Глава девятаяА Надя Огнивцева этим тихим августовским утром сидела над метавшимся в бреду тяжело раненым лейтенантом, прикладывая к его пылавшему воспаленному лбу влажную примочку. Ухаживая за другими, она неотступно думала о муже, стараясь представить себе, где он и что с ним, а может быть, он уже убит или умер от ран, как умирают у них ежедневно, ежечасно. С Алмазовом связи тоже не было. Село еще в июле захватили фашисты. К тоске и тревоге по мужу добавилась тревога за детей. Слухи с захваченных территорий поступали тревожные, страшные. Фашисты лютовали. Пришедшая недавно с той стороны молодая женщина рассказывала им с Зоей Васильевной: на проселочной дороге кто-то убил немецкого мотоциклиста. Через два часа нагрянул батальон карателей. Жителей всех трех соседних деревушек от мала до велика согнали в овраг, и всех до одного расстреляли: старух, стариков, детишек постарше, всех, всех. Она уцелела чудом: свекровь послала ее в погреб за квасом. Вечером, когда деревня сгорела дотла, а каратели уехали, она ходила к оврагу... Она не плакала. Слез не было. Она только смотрела куда-то, а что там видела – неведомо... Ей было не больше двадцати лет, но она не могла улыбнуться...

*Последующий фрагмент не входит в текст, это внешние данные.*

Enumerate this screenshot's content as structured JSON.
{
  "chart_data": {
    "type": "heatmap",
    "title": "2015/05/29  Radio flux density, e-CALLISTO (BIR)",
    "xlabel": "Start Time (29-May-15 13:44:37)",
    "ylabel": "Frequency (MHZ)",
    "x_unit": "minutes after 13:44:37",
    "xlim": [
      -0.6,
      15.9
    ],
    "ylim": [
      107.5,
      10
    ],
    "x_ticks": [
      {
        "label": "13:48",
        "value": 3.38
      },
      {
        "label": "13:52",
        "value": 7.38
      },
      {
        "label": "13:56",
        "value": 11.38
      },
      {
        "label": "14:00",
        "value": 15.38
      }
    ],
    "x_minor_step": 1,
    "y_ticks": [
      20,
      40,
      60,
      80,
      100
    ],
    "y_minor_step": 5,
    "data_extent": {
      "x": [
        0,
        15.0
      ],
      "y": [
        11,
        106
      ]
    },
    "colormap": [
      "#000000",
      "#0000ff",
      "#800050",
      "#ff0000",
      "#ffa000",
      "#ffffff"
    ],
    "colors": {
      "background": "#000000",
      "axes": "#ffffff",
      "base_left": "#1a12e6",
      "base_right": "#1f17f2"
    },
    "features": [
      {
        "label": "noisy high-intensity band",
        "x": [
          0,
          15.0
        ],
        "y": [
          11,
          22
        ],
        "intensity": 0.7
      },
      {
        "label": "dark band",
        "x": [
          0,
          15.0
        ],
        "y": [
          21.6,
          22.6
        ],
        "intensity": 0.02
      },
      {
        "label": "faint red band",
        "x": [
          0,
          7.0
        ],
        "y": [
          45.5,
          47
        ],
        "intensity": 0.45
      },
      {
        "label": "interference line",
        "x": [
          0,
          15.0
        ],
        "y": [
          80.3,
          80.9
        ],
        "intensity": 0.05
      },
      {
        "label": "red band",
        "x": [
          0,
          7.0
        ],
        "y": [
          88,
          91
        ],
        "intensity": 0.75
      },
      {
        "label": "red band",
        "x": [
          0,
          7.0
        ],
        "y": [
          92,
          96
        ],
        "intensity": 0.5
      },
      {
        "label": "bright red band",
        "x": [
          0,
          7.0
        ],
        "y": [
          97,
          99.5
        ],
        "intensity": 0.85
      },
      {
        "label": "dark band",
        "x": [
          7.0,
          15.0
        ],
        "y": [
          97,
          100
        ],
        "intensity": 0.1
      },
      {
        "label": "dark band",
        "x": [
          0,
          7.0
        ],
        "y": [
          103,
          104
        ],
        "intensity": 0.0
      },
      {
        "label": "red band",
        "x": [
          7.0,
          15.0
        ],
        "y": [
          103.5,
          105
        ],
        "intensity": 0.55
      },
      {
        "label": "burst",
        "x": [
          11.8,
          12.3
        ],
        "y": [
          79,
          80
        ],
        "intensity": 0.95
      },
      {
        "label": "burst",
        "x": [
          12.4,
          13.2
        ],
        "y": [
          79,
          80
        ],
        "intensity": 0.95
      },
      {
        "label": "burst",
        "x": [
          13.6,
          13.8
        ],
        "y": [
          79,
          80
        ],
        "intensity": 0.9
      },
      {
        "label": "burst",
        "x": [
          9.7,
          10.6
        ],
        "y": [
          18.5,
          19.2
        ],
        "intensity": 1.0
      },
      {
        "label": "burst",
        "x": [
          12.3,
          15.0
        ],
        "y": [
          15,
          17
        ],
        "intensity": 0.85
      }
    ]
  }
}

Только что миновали прифронтовую полосу. Поезд, набирая скорость, уходил в необъятные просторы России. Плывущие мимо перелески сверкали еще невысохшей росой, в ненагревшемся воздухе была густо разлита ясная и мягкая звучность, в ложбинках еще лежали, вздрагивая, влажные голубоватые тени. Надежда Павловна, постояв у окна, села за столик и жадно набросилась на свежие газеты.. Развернув «Красную звезду», она обомлела: со средины второй полосы на нее смотрел Алеша. Под портретом была большая корреспонденция, подписанная писателем К. Симоновым.
– Он жив! – не помня себя от радости, от неслыханного счастья, закричала она. – Он жив, он герой, он уже майор!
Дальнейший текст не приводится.